3. “I am liking the photo because I think your comment about your girlfriend heating up the cold night air is witty.”

4. “I am liking the photo because I like your guys’ relationship; it’s really sweet.”

5. “I am liking the photo because I literally like all your pictures.”

6. “I am liking the photo because of a combination of the above factors, including potentially because I think your girlfriend is really good looking in this picture.”

But this is only half the battle. You may be “liking” the picture because of Number 4, but the boyfriend might suspect you are liking it because of Number 1. The poster has to interpret your like correctly as well! This, of course, will not be a big issue for some posters–they are simply looking for as many “likes” as possible and could not care less the reasons behind the like. But your like, especially in the right circumstances, could be interpreted wrongly, or at least raise some eyebrows.

Your “like” will also be interpreted by third parties to the photo, who will wonder why you liked it. And you never want to be in that awkward situation where you are the ONLY guy who liked a photo of a girl with a toxic caption. We all know where that can lead.

So, is all lost? Is it impossible to “like” a photo of another girl with one of these toxic captions? All is not lost, my friends. Let me give you a few guidelines for your “likes” in the future:

1. Remember, it is about the toxic caption, and NOT the picture. If it is just a picture, or a picture with a low-risk caption, like away my friends!
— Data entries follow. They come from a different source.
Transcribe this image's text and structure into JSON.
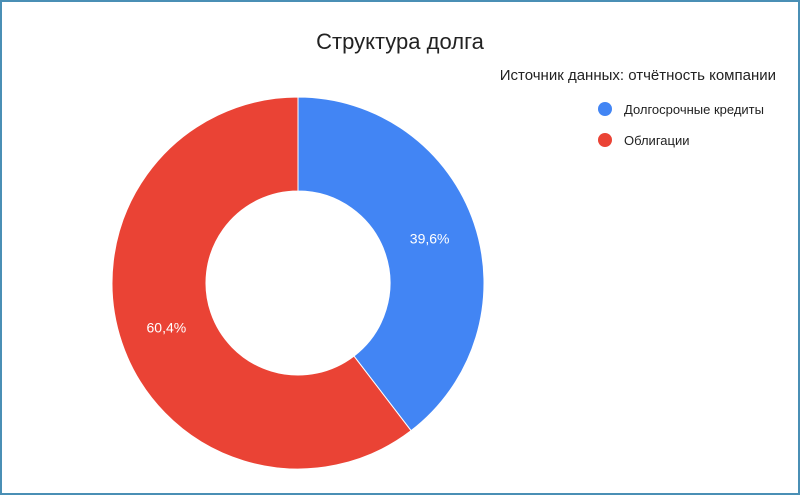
{
  "chart_data": {
    "type": "pie",
    "donut": true,
    "title": "Структура долга",
    "subtitle": "Источник данных: отчётность компании",
    "legend_position": "right",
    "slices": [
      {
        "label": "Долгосрочные кредиты",
        "value": 39.6,
        "display": "39,6%",
        "color": "#4285f4"
      },
      {
        "label": "Облигации",
        "value": 60.4,
        "display": "60,4%",
        "color": "#ea4335"
      }
    ]
  }
}
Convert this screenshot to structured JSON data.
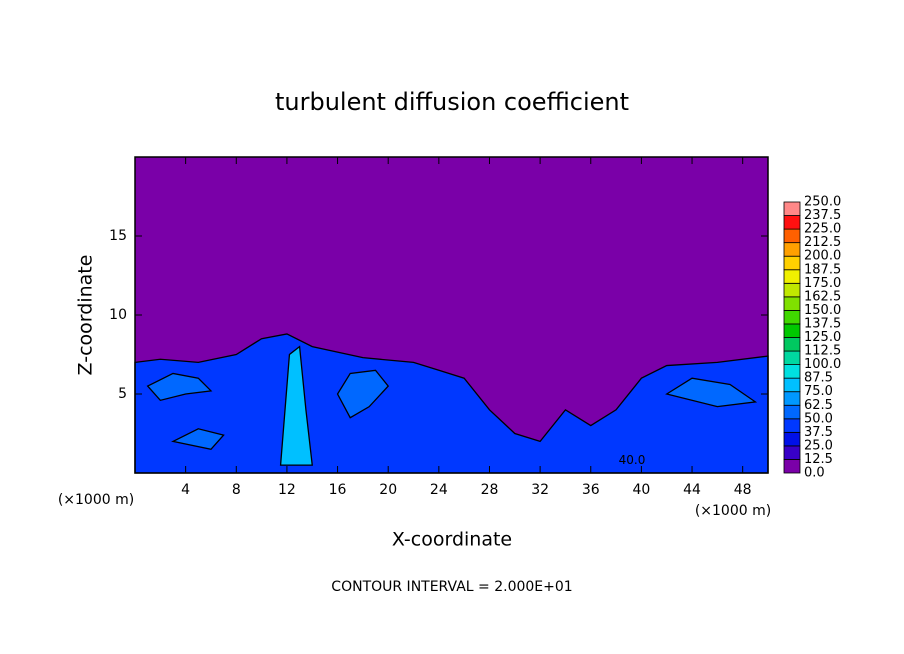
{
  "chart_data": {
    "type": "contour",
    "title": "turbulent diffusion coefficient",
    "x_label": "X-coordinate",
    "y_label": "Z-coordinate",
    "x_unit_left": "(×1000 m)",
    "x_unit_right": "(×1000 m)",
    "footnote": "CONTOUR INTERVAL = 2.000E+01",
    "xlim": [
      0,
      50
    ],
    "ylim": [
      0,
      20
    ],
    "xticks": [
      4,
      8,
      12,
      16,
      20,
      24,
      28,
      32,
      36,
      40,
      44,
      48
    ],
    "yticks": [
      5,
      10,
      15
    ],
    "colorbar": {
      "levels": [
        {
          "value": 0,
          "label": "0.0"
        },
        12.5,
        {
          "value": 25,
          "label": "25.0"
        },
        37.5,
        {
          "value": 50,
          "label": "50.0"
        },
        62.5,
        {
          "value": 75,
          "label": "75.0"
        },
        87.5,
        {
          "value": 100,
          "label": "100.0"
        },
        112.5,
        {
          "value": 125,
          "label": "125.0"
        },
        137.5,
        {
          "value": 150,
          "label": "150.0"
        },
        162.5,
        {
          "value": 175,
          "label": "175.0"
        },
        187.5,
        {
          "value": 200,
          "label": "200.0"
        },
        212.5,
        {
          "value": 225,
          "label": "225.0"
        },
        237.5,
        {
          "value": 250,
          "label": "250.0"
        }
      ],
      "colors": [
        "#7a00a8",
        "#3800c8",
        "#0010e8",
        "#0038ff",
        "#0068ff",
        "#0098ff",
        "#00c0ff",
        "#00e0e0",
        "#00d8a0",
        "#00c860",
        "#00c800",
        "#40d800",
        "#80e000",
        "#c0e800",
        "#f0f000",
        "#ffd000",
        "#ffa000",
        "#ff6000",
        "#ff1010",
        "#ff8888"
      ]
    },
    "regions": [
      {
        "value": 0,
        "points": [
          [
            0,
            0
          ],
          [
            0,
            20
          ],
          [
            50,
            20
          ],
          [
            50,
            0
          ]
        ]
      },
      {
        "value": 37.5,
        "points": [
          [
            0,
            0
          ],
          [
            0,
            7
          ],
          [
            2,
            7.2
          ],
          [
            5,
            7
          ],
          [
            8,
            7.5
          ],
          [
            10,
            8.5
          ],
          [
            12,
            8.8
          ],
          [
            14,
            8
          ],
          [
            18,
            7.3
          ],
          [
            22,
            7
          ],
          [
            24,
            6.5
          ],
          [
            26,
            6
          ],
          [
            28,
            4
          ],
          [
            30,
            2.5
          ],
          [
            32,
            2
          ],
          [
            34,
            4
          ],
          [
            36,
            3
          ],
          [
            38,
            4
          ],
          [
            40,
            6
          ],
          [
            42,
            6.8
          ],
          [
            46,
            7
          ],
          [
            50,
            7.4
          ],
          [
            50,
            0
          ]
        ]
      },
      {
        "value": 50,
        "points": [
          [
            1,
            5.5
          ],
          [
            3,
            6.3
          ],
          [
            5,
            6
          ],
          [
            6,
            5.2
          ],
          [
            4,
            5
          ],
          [
            2,
            4.6
          ]
        ]
      },
      {
        "value": 50,
        "points": [
          [
            16,
            5
          ],
          [
            17,
            6.3
          ],
          [
            19,
            6.5
          ],
          [
            20,
            5.5
          ],
          [
            18.5,
            4.2
          ],
          [
            17,
            3.5
          ]
        ]
      },
      {
        "value": 50,
        "points": [
          [
            42,
            5
          ],
          [
            44,
            6
          ],
          [
            47,
            5.6
          ],
          [
            49,
            4.5
          ],
          [
            46,
            4.2
          ]
        ]
      },
      {
        "value": 50,
        "points": [
          [
            3,
            2
          ],
          [
            5,
            2.8
          ],
          [
            7,
            2.4
          ],
          [
            6,
            1.5
          ]
        ]
      },
      {
        "value": 75,
        "points": [
          [
            11.5,
            0.5
          ],
          [
            12.2,
            7.5
          ],
          [
            13,
            8
          ],
          [
            13.5,
            4
          ],
          [
            14,
            0.5
          ]
        ]
      }
    ],
    "contour_labels": [
      {
        "value": 40,
        "label": "40.0",
        "x": 38.2,
        "y": 0.8
      }
    ]
  }
}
2. If you are extremely good friends with the couple, most the time you are safe to like the photo, even with a toxic caption. You know your motives, and they know your motives.

3. If the toxic part of the caption can be easily separated from another, non-toxic part of the caption, you are usually safe to like the photo. An example might be, “Had a great time at the derby yesterday! She looks pretty good too!”  The “Had a great time at the Derby” part of the caption is your saving grace.

4. If the photo is of a relatively close family member, you MIGHT be safe. But be careful here, because this could come across weird as well.

5. If the photo is what I like to refer to as a “Firsts” photo, you are usually safe. For example, if the couple just started dating, and this was their first picture together, it is usually accepted that the “likers” of the picture are liking it because of the new relationship.

6. If the photo is very artistic, it is well-accepted that you are probably liking the photo because of its artistic merit, even with a toxic caption. If the photo has a mere modicum of creativity, like at your own risk.

7. If you already like ALL the poster’s photos without discretion, you can be pretty sure that they are already expecting you to like this one too.

8. And finally, if the couple is early in the relationship, and you just really like the girl and want to go out with her, you might as well like the photo. Let your feelings be known to the world! Throw caution to the wind! See where it takes you!